The paper demonstrates that Lie algebra expansions provide a straightforward route to the extended Bargmann superalgebra and its three-dimensional Chern-Simons action by expanding from $D=3$, $\\mathcal{N}=2$ Poincaré supergravity. The method is applied first to the bosonic Poincaré algebra to recover the extended Bargmann (Galilei) structure, then extended to the full $D=3$, $\\mathcal{N}=2$ case to obtain the supersymmetric extension with a corresponding CS action. Key results include the explicit construction of the expanded algebra, its dual commutators, and the $\\lambda^2$-term of the expanded action, which reproduces the action studied in Bergshoeff et al.
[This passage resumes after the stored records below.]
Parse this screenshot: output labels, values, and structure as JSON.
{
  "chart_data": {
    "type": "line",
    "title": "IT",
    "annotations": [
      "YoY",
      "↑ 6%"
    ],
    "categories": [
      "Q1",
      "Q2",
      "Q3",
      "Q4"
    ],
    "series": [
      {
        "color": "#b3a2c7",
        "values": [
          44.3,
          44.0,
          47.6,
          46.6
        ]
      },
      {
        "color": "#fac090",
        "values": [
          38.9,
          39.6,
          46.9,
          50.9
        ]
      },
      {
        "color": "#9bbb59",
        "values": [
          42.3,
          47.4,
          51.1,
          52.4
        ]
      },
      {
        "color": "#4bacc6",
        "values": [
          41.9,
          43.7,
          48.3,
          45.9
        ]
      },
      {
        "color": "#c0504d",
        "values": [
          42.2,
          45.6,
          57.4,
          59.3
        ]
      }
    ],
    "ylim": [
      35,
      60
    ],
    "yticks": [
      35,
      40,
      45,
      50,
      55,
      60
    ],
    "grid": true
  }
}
BR:16. The approach highlights a systematic, algebraic route to non-relativistic supergravity in $D=3$, with potential extensions to higher dimensions and connections to FDAs and Carroll-type theories.

Abstract

In this paper we show how the method of Lie algebra expansions may be used to obtain, in a simple way, both the extended Bargmann Lie superalgebra and the Chern-Simons action associated to it in three dimensions, starting from $D=3$, $\mathcal{N}=2$ superPoincaré and its corresponding Chern-Simons supergravity.